Oden（おでん）is a traditional Japanese winter food consisting of several ingredients stewed in a light, soy-flavoured dashi soup. It is similar to a Western style stew or hot pot with all the ingredients simmered in one pot. Yes, we are still in China but I haven’t suddenly started blogging some random foreign food. This food is served here in China too, in most of the good convenience stores, as well as from mobile food carts. I’m pretty sure I’m one of the few foreigners that actually loves this stuff, and as with many foods I enjoy it but Justin doesn’t. It was while living in South Korea that oden started to grow on me, but here in China I seem to eat it much more often. Perhaps because, in my opinion, there are far fewer tasty street food choices here. South Korean street food was irresistible!
Walking into a convenience store in winter, you are immediately hit with the smell of oden. It is warm and comforting for some, and to others it is the smell of culture shock! You then grab a large paper cup, and pick whatever skewers you want to buy. They are pretty cheap – roughly ranging from 1-3 yuan per stick, depending on the ingredients you choose.
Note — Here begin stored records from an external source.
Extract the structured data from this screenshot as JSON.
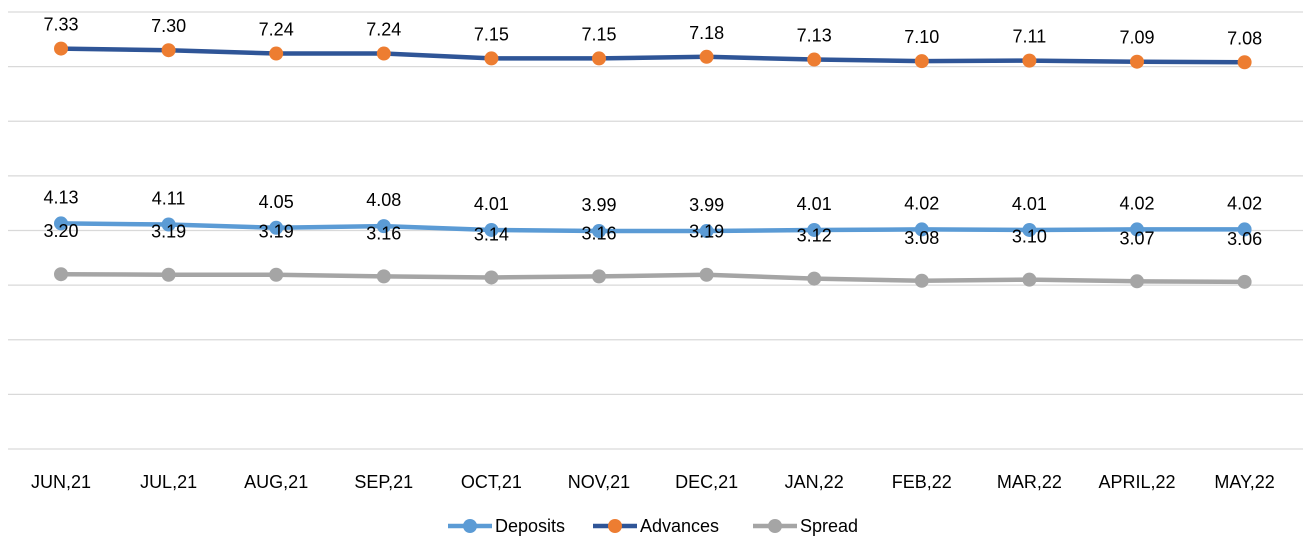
{
  "chart_data": {
    "type": "line",
    "categories": [
      "JUN,21",
      "JUL,21",
      "AUG,21",
      "SEP,21",
      "OCT,21",
      "NOV,21",
      "DEC,21",
      "JAN,22",
      "FEB,22",
      "MAR,22",
      "APRIL,22",
      "MAY,22"
    ],
    "series": [
      {
        "name": "Deposits",
        "color": "#5b9bd5",
        "marker_color": "#5b9bd5",
        "values": [
          4.13,
          4.11,
          4.05,
          4.08,
          4.01,
          3.99,
          3.99,
          4.01,
          4.02,
          4.01,
          4.02,
          4.02
        ],
        "labels": [
          "4.13",
          "4.11",
          "4.05",
          "4.08",
          "4.01",
          "3.99",
          "3.99",
          "4.01",
          "4.02",
          "4.01",
          "4.02",
          "4.02"
        ]
      },
      {
        "name": "Advances",
        "color": "#2f5597",
        "marker_color": "#ed7d31",
        "values": [
          7.33,
          7.3,
          7.24,
          7.24,
          7.15,
          7.15,
          7.18,
          7.13,
          7.1,
          7.11,
          7.09,
          7.08
        ],
        "labels": [
          "7.33",
          "7.30",
          "7.24",
          "7.24",
          "7.15",
          "7.15",
          "7.18",
          "7.13",
          "7.10",
          "7.11",
          "7.09",
          "7.08"
        ]
      },
      {
        "name": "Spread",
        "color": "#a5a5a5",
        "marker_color": "#a5a5a5",
        "values": [
          3.2,
          3.19,
          3.19,
          3.16,
          3.14,
          3.16,
          3.19,
          3.12,
          3.08,
          3.1,
          3.07,
          3.06
        ],
        "labels": [
          "3.20",
          "3.19",
          "3.19",
          "3.16",
          "3.14",
          "3.16",
          "3.19",
          "3.12",
          "3.08",
          "3.10",
          "3.07",
          "3.06"
        ]
      }
    ],
    "ylim": [
      0,
      8
    ],
    "y_gridlines": [
      0,
      1,
      2,
      3,
      4,
      5,
      6,
      7,
      8
    ],
    "grid": true,
    "y_axis_labels_shown": false,
    "legend_position": "bottom"
  }
}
To keep the skewers warm, and of course, to enjoy the taste of the broth, you can ladle some of it into your cup before you pay for it all. It really is easy to buy, and requires no knowledge of the local language. Of course – you need to be okay trying out new things because each store has slightly different variations of meats and seafoods. By now I am able to recognise the ones that I prefer.
One of my favourites – a fish ball
Below are some of the most common ingredients, you will find these and many more at local 7-11 convenience stores throughout Asia (well, at least Japan and China for sure). There is a variety of vegetables with eggs, tofu, fish cakes or fish balls and sliced pork. In Japan oden is served with Japanese mustard as a condiment to add flavour. Being a mustard-fan, this sounds really tasty to me, but here in China there is no such mustard anywhere to be seen.
Asian winter comfort food
On cold nights in winter, street food like this is amazing because it is kept piping hot so the broth warms you up while filling your belly with some deliciousness. There are tons of stands like this, so those passing by can easily stop, enjoy some fishcakes, seaweed, or skewered meat, and then drink the remaining broth.
Although I have been enjoying Oden here in China, I really miss Korean street food… Especially tteokbokki (a popular Korean snack food made from soft rice cake, fish cake and sweet red chill sauce) with cheese melted over the top of it. Hmmm, so tasty!